Ignoring the fact that this syntax is very long and hard to type, this command is dangerous to use in a git repository. Specifically, this can corrupt your .git contents.

#Why?

This command is dangerous because, find . will enumerate dotfiles, including the .git directory, and then of course will run the find and replace inside them. We can see this in the following session

> mkdir corruptme
> cd corruptme
> git init
> echo "# README" > README.md
> git add README.md
> git commit -m "Initial commit"
> echo "Hello world, it is a beautiful day.

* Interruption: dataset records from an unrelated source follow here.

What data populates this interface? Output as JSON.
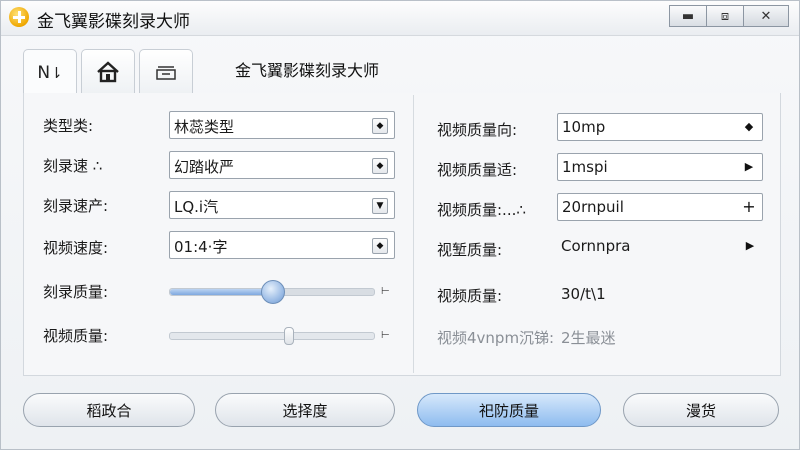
{
  "window": {
    "title": "金飞翼影碟刻录大师",
    "controls": {
      "minimize": "▬",
      "maximize": "⧈",
      "close": "✕"
    }
  },
  "tabs": [
    {
      "label": "N",
      "icon": "sort-arrows-icon"
    },
    {
      "label": "",
      "icon": "home-icon"
    },
    {
      "label": "",
      "icon": "inbox-icon"
    }
  ],
  "tab_title": "金飞翼影碟刻录大师",
  "left": {
    "rows": [
      {
        "label": "类型类:",
        "value": "林蕊类型",
        "arrow": "◆"
      },
      {
        "label": "刻录速 ∴",
        "value": "幻踏收严",
        "arrow": "◆"
      },
      {
        "label": "刻录速产:",
        "value": "LQ.i汽",
        "arrow": "▼"
      },
      {
        "label": "视频速度:",
        "value": "01:4·字",
        "arrow": "◆"
      }
    ],
    "slider1": {
      "label": "刻录质量:",
      "value": 0.5,
      "end": "⊢"
    },
    "slider2": {
      "label": "视频质量:",
      "value": 0.58,
      "end": "⊢"
    }
  },
  "right": {
    "rows": [
      {
        "label": "视频质量向:",
        "value": "10mp",
        "arrow": "◆"
      },
      {
        "label": "视频质量适:",
        "value": "1mspi",
        "arrow": "▶"
      },
      {
        "label": "视频质量:...∴",
        "value": "20rnpuil",
        "arrow": "+"
      },
      {
        "label": "视堑质量:",
        "value": "Cornnpra",
        "arrow": "▶"
      },
      {
        "label": "视频质量:",
        "value": "30/t\\1",
        "arrow": ""
      },
      {
        "label": "视频4vnpm沉锑:",
        "value": "2生最迷",
        "arrow": ""
      }
    ]
  },
  "buttons": [
    {
      "label": "稻政合"
    },
    {
      "label": "选择度"
    },
    {
      "label": "祀防质量"
    },
    {
      "label": "漫货"
    }
  ]
}
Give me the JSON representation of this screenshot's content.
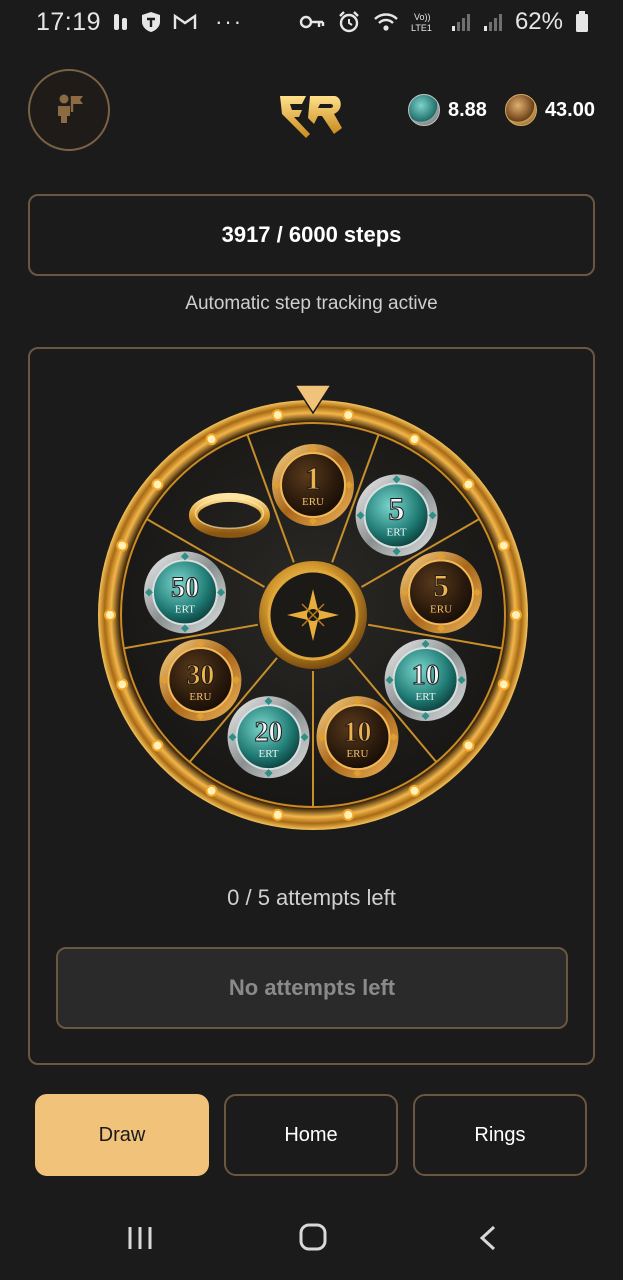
{
  "status_bar": {
    "time": "17:19",
    "icons_left": [
      "notification-icon",
      "shield-t-icon",
      "gmail-icon"
    ],
    "more": "···",
    "icons_right": [
      "key-icon",
      "alarm-icon",
      "wifi-icon",
      "volte-icon",
      "signal-icon",
      "signal-icon-2",
      "battery-icon"
    ],
    "volte_label": "Vo)) LTE1",
    "battery": "62%"
  },
  "header": {
    "avatar_icon": "person-flag-icon",
    "logo_icon": "er-logo-icon",
    "balances": [
      {
        "icon": "ert-coin-icon",
        "value": "8.88"
      },
      {
        "icon": "eru-coin-icon",
        "value": "43.00"
      }
    ]
  },
  "steps": {
    "text": "3917 / 6000 steps",
    "current": 3917,
    "goal": 6000,
    "tracking_text": "Automatic step tracking active"
  },
  "wheel": {
    "segments": [
      {
        "amount": "1",
        "currency": "ERU"
      },
      {
        "amount": "5",
        "currency": "ERT"
      },
      {
        "amount": "5",
        "currency": "ERU"
      },
      {
        "amount": "10",
        "currency": "ERT"
      },
      {
        "amount": "10",
        "currency": "ERU"
      },
      {
        "amount": "20",
        "currency": "ERT"
      },
      {
        "amount": "30",
        "currency": "ERU"
      },
      {
        "amount": "50",
        "currency": "ERT"
      },
      {
        "amount": "",
        "currency": "RING"
      }
    ],
    "center_icon": "compass-star-icon",
    "pointer_icon": "pointer-triangle-icon",
    "colors": {
      "gold": "#e0a030",
      "ert": "#2f8f86",
      "eru": "#8a5522"
    }
  },
  "attempts": {
    "text": "0 / 5 attempts left",
    "left": 0,
    "total": 5,
    "button_label": "No attempts left"
  },
  "nav": {
    "buttons": [
      {
        "label": "Draw",
        "active": true
      },
      {
        "label": "Home",
        "active": false
      },
      {
        "label": "Rings",
        "active": false
      }
    ],
    "active_color": "#f0c27a"
  },
  "system_nav": [
    "recent-apps-icon",
    "home-icon",
    "back-icon"
  ]
}
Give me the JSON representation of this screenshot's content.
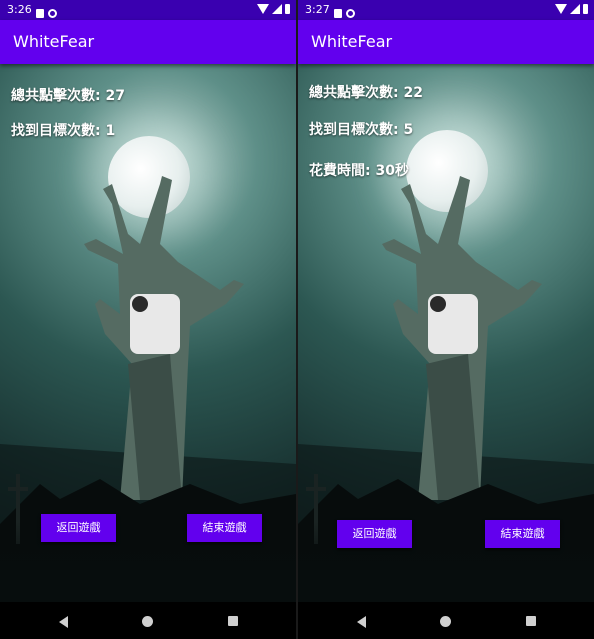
{
  "left": {
    "status_time": "3:26",
    "app_title": "WhiteFear",
    "stats": [
      "總共點擊次數: 27",
      "找到目標次數: 1"
    ],
    "back_button": "返回遊戲",
    "end_button": "結束遊戲"
  },
  "right": {
    "status_time": "3:27",
    "app_title": "WhiteFear",
    "stats": [
      "總共點擊次數: 22",
      "找到目標次數: 5",
      "花費時間: 30秒"
    ],
    "back_button": "返回遊戲",
    "end_button": "結束遊戲"
  },
  "colors": {
    "app_bar": "#6200ee",
    "status_bar": "#3a00b0",
    "button": "#6200ee"
  },
  "icons": {
    "status": [
      "notification-icon",
      "sync-icon",
      "wifi-icon",
      "signal-icon",
      "battery-icon"
    ],
    "nav": [
      "back-icon",
      "home-icon",
      "recents-icon"
    ]
  }
}
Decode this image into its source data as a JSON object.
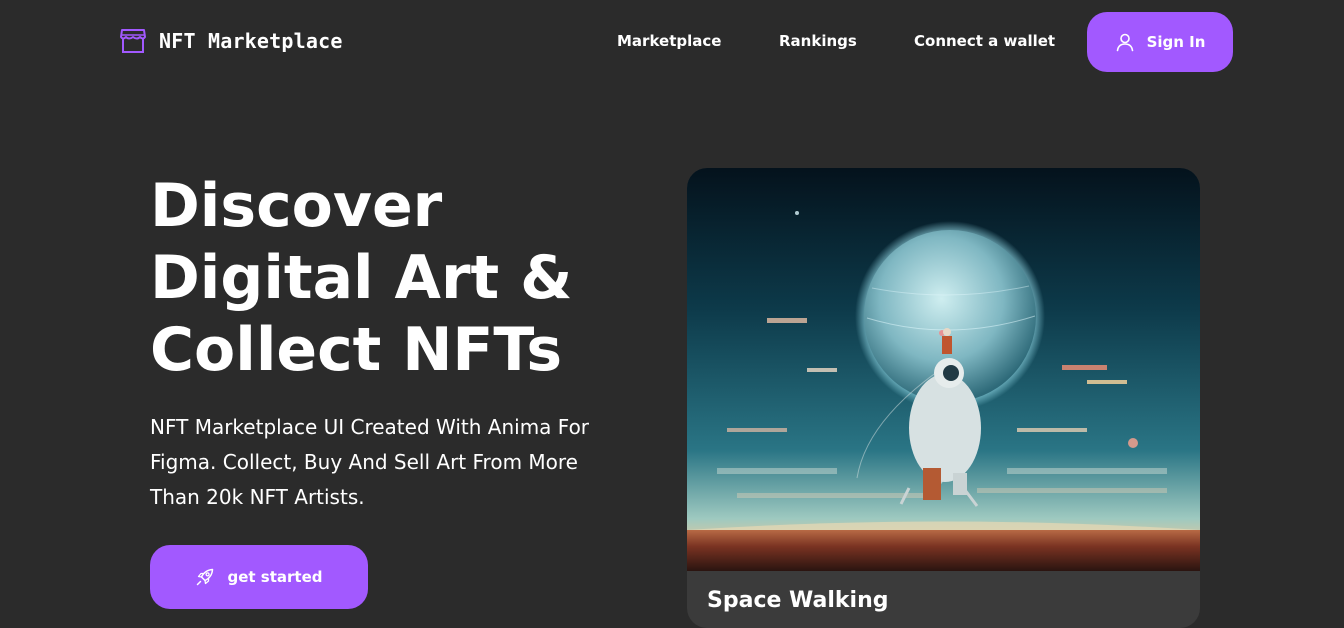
{
  "brand": {
    "name": "NFT Marketplace",
    "logo_icon": "storefront-icon",
    "accent_color": "#a259ff",
    "background_color": "#2b2b2b"
  },
  "nav": {
    "links": [
      "Marketplace",
      "Rankings",
      "Connect a wallet"
    ],
    "signin": {
      "label": "Sign In",
      "icon": "user-icon"
    }
  },
  "hero": {
    "title_lines": [
      "Discover",
      "Digital Art &",
      "Collect NFTs"
    ],
    "description": "NFT Marketplace UI Created With Anima For Figma. Collect, Buy And Sell Art From More Than 20k NFT Artists.",
    "cta": {
      "label": "get started",
      "icon": "rocket-icon"
    }
  },
  "featured_card": {
    "title": "Space Walking",
    "image": "astronaut-planet-artwork"
  }
}
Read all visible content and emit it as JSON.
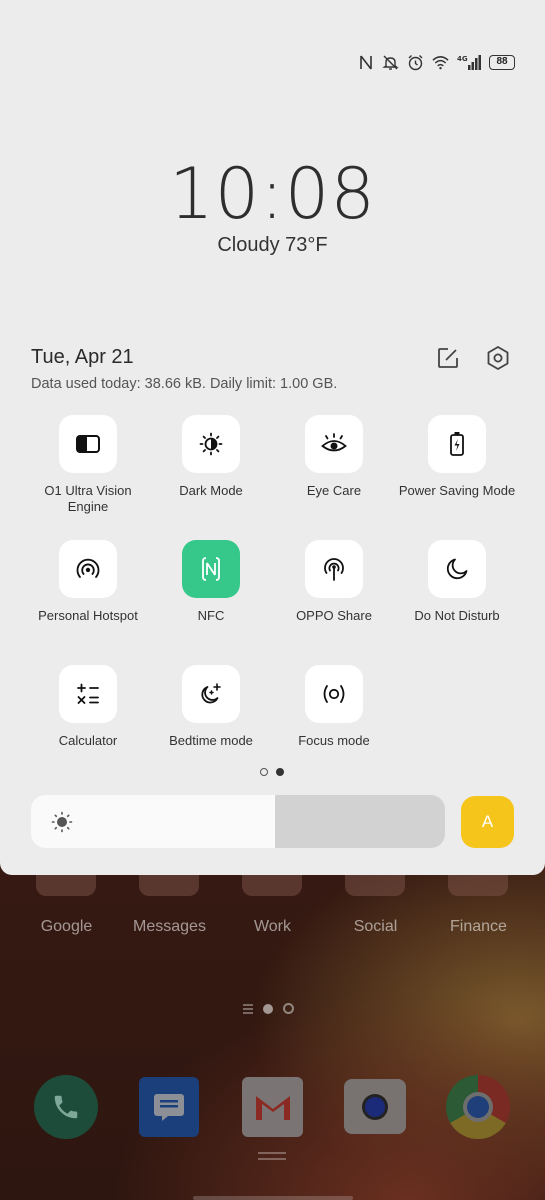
{
  "status_bar": {
    "icons": [
      "nfc-icon",
      "silent-icon",
      "alarm-icon",
      "wifi-icon",
      "4g-signal-icon"
    ],
    "network": "4G",
    "battery": "88"
  },
  "lock": {
    "time": "10:08",
    "weather": "Cloudy 73°F"
  },
  "header": {
    "date": "Tue, Apr 21",
    "data_usage": "Data used today: 38.66 kB. Daily limit: 1.00 GB."
  },
  "tiles": [
    {
      "label": "O1 Ultra Vision Engine",
      "icon": "vision-engine-icon",
      "active": false
    },
    {
      "label": "Dark Mode",
      "icon": "dark-mode-icon",
      "active": false
    },
    {
      "label": "Eye Care",
      "icon": "eye-icon",
      "active": false
    },
    {
      "label": "Power Saving Mode",
      "icon": "battery-saver-icon",
      "active": false
    },
    {
      "label": "Personal Hotspot",
      "icon": "hotspot-icon",
      "active": false
    },
    {
      "label": "NFC",
      "icon": "nfc-icon",
      "active": true
    },
    {
      "label": "OPPO Share",
      "icon": "share-icon",
      "active": false
    },
    {
      "label": "Do Not Disturb",
      "icon": "moon-icon",
      "active": false
    },
    {
      "label": "Calculator",
      "icon": "calculator-icon",
      "active": false
    },
    {
      "label": "Bedtime mode",
      "icon": "bedtime-icon",
      "active": false
    },
    {
      "label": "Focus mode",
      "icon": "focus-icon",
      "active": false
    }
  ],
  "pager": {
    "pages": 2,
    "current": 2
  },
  "brightness": {
    "level": 0.59,
    "auto_label": "A"
  },
  "colors": {
    "accent_active": "#35c88a",
    "auto_brightness": "#f6c51b"
  },
  "home": {
    "folders": [
      "Google",
      "Messages",
      "Work",
      "Social",
      "Finance"
    ],
    "dock": [
      "phone-icon",
      "messages-icon",
      "gmail-icon",
      "camera-icon",
      "chrome-icon"
    ]
  }
}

I sure hope someone doesn't corrupt this git repository" >> README.md
> git commit -am "Update README.md"
> find .
.
./README.md
./.git
./.git/branches
./.git/config
./.git/COMMIT_EDITMSG
...more stuff...good indication the next command might be dangerous....
> find ./ -type f -exec sed -i -e "s/README/CORRUPTME/g" {} \;
> git status
error: index uses md extension, which we do not understand
fatal: index file corrupt

In this case, you may be able to recover it e.g. with https://stackoverflow.com/questions/1115854/how-to-resolve-error-bad-index-fatal-index-file-corrupt-when-using-git

If you happened to replace some random text that is actually in an object file though e.g. .git/objects

> find ./ -type f -exec sed -i -e "s/VHTHJM/OOOOOO/g" {} \;
> git status
error: inflate: data stream error (incorrect data check)
error: corrupt loose object '26cfc5964dfa5355a1747eb6eec6250aab5212d5'
fatal: unable to read 26cfc5964dfa5355a1747eb6eec6250aab5212d5

#What is better?

My take: Use ruplacer https://github.com/dmerejkowsky/ruplacer

This tool won't try to replace stuff in your .git directory. It will also skip anything in .gitignore including e.g. node_modules. I was delighted to discover this tool so, just spreading the word

Addendum: Reddit /u/Snarwin also recommended using git ls-files instead of find

git ls-files | xargs sed -i -e 's/apple/orange/g'